On Wed, 05 Mar 2014 20:58:25 GMT, Konstantinos Margaritis wrote:

I think it is most simple an generic thing to do. Just run dub build on a source and then copy resulting binary and any extra files (man pages, modules, etc) to package. Exact placement in resulting file system does not have any common standard. For example, Jordi (maintainer of http://d-apt.sourceforge.net/) uses /usr/include/dmd as base for all imports and I have chosen common /usr/include/dlang/{dmd,ldc,gdc,whatever} for Arch Linux. I think you should actually have best judgement being Debian developer :)

The previous maintainer chose /usr/include/d/ (and /usr/include/d/ldc for ldc-specific stuff), and this is what gdc also uses (it's put in /usr/include/d/4.8), so for now I'll also continue using this, but I'm not really in favour or against it, if D community says otherwise, I'd be happy to change it.

I don't think there is any sort of community standard for this sort of things.

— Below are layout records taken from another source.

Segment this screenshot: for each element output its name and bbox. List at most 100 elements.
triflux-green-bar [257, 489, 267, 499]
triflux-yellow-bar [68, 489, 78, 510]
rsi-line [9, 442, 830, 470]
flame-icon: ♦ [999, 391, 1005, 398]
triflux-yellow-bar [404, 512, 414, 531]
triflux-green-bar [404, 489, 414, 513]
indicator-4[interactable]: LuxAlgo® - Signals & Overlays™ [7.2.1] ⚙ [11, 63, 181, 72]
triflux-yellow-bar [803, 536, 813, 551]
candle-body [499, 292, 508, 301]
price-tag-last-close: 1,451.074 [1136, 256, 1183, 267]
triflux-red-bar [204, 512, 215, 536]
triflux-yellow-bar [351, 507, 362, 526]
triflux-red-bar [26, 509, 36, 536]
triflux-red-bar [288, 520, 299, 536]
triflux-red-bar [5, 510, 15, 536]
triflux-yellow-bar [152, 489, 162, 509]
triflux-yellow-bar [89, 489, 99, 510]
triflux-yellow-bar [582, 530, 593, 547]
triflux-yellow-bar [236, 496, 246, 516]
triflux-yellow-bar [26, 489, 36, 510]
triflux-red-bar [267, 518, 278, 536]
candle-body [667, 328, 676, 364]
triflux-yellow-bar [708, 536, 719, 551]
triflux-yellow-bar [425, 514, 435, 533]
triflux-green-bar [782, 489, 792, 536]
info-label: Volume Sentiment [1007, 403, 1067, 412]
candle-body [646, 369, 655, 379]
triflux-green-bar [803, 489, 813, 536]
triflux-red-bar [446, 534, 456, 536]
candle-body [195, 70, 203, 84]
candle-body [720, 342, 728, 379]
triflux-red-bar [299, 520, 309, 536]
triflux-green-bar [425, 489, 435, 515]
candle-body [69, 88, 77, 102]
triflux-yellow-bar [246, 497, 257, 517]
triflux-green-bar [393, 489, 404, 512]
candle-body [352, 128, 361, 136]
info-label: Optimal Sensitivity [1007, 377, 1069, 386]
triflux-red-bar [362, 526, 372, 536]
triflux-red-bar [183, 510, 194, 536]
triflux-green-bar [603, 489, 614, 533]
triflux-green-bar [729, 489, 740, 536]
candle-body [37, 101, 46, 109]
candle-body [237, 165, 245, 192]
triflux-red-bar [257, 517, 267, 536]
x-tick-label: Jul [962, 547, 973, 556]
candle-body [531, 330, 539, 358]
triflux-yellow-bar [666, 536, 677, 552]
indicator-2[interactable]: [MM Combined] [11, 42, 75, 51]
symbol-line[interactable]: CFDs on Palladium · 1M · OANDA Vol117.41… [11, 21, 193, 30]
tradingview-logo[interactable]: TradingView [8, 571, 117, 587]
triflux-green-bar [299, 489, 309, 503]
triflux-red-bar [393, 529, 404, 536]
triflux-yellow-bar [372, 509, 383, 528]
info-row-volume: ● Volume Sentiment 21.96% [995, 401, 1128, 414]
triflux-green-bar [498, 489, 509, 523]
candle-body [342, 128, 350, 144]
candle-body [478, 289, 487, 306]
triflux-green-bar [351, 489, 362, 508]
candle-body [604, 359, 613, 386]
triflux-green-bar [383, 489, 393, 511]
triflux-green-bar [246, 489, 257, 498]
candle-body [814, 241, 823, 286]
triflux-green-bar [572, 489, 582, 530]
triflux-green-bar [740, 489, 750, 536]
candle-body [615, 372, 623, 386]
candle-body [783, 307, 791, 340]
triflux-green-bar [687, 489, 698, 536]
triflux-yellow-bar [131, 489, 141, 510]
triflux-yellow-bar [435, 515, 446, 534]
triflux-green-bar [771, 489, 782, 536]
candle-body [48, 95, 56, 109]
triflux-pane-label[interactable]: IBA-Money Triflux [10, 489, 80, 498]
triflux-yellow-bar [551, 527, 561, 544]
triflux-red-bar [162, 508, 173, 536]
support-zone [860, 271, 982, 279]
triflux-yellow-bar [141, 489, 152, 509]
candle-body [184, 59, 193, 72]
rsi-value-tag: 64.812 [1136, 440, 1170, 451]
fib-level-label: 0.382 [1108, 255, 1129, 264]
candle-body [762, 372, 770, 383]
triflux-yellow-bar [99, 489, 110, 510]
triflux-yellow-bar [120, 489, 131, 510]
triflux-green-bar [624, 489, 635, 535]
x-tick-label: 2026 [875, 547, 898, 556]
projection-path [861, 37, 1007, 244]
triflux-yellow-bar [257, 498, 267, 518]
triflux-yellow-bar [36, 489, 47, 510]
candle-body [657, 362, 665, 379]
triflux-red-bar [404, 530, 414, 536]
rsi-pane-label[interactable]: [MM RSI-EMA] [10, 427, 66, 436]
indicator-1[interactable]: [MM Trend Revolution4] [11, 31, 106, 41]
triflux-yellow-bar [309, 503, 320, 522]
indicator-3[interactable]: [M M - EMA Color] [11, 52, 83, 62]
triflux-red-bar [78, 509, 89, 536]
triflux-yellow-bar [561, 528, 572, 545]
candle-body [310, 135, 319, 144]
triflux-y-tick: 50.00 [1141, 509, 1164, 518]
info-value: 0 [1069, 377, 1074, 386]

If Debian/Ubuntu users will have issues with your choice they will surely let you know ;) I have chosen "dlang" over "d" simply because it is more grep'able.

dub does not have a make install alternative so it is completely up to package to chose exact file system placement.

Lot of dub packages are source libraries though (including vibe.d) - it is enough to just copy necessary module and define dependencies to get a usable package. Example of dub-free packaging I do for vibe.d in Arch : https://github.com/Dicebot/Arch-PKGBUILDs/blob/master/vibed/PKGBUILD (a bit outdated, oops!)

Ok, I think I understand it better now, but Debian uses a more fine-grained approach when it comes to language bindings for existing libraries (eg. libevent/openssl). I'll have to provide openssl-dlang or openssl-d (not sure which is the best name, I'll probably go for the former as it's more easy to search for), same for libevent-dlang, etc.

Another option can be to use "deimos-openssl" naming as such bindings are usually part of Deimos project : https://github.com/D-Programming-Deimos

So will it be enough to just copy ~/.dub/packages/openssl-master/deimos/openssl/* to /usr/include/d/openssl and it would be detected? And what about the stuff in the C directory, is it just duplication of the original C headers (from first glance it looks like it, but better make sure).

You will also need to make sure that ldc2.conf / dmd.conf you package with compiler have those import paths included (https://github.com/Dicebot/Arch-PKGBUILDs/blob/master/ldc/ldc2.conf) and that relative module paths match fully qualified names of modules. If module has fully qualified name "deimos.aaa.bbb" then it has to be available via relative path ./deimos/aaa/bbb.d from one of listed base import paths (-I).

One scheme I personally find most convenient for system-wide installation is to have file system layout like this:

/usr/include/dlang/dmd
/usr/include/dlang/ldc
/usr/include/dlang/common

..so that one can put "-I/usr/include/dlang/dmd -I/usr/include/dlang/common" for dmd.conf and "-I/usr/include/dlang/ldc -I/usr/include/dlang/common" for ldc2.conf

Then source libraries that work for all compilers can be installed to "common" subdir and compiler-tweaked ones (like standard library) - to compiler-specific subdir, without any additional modification of .conf file.

gdc is a bit special though, as it may be required to conform gcc path/naming scheme once included in gcc upstream. Right now I package it in same way as ldc/dmd but probably will be forced to change it at that point.

I'd love to read your opinion about desired scheme by the way ;)

Thanks for all the help, the D community so far has been one of the friendlist I've encountered :)
I'll start with openssl-dlang and libevent-dlang and see if it works and makes building of dub and vibe.d possible and I'll post progress here.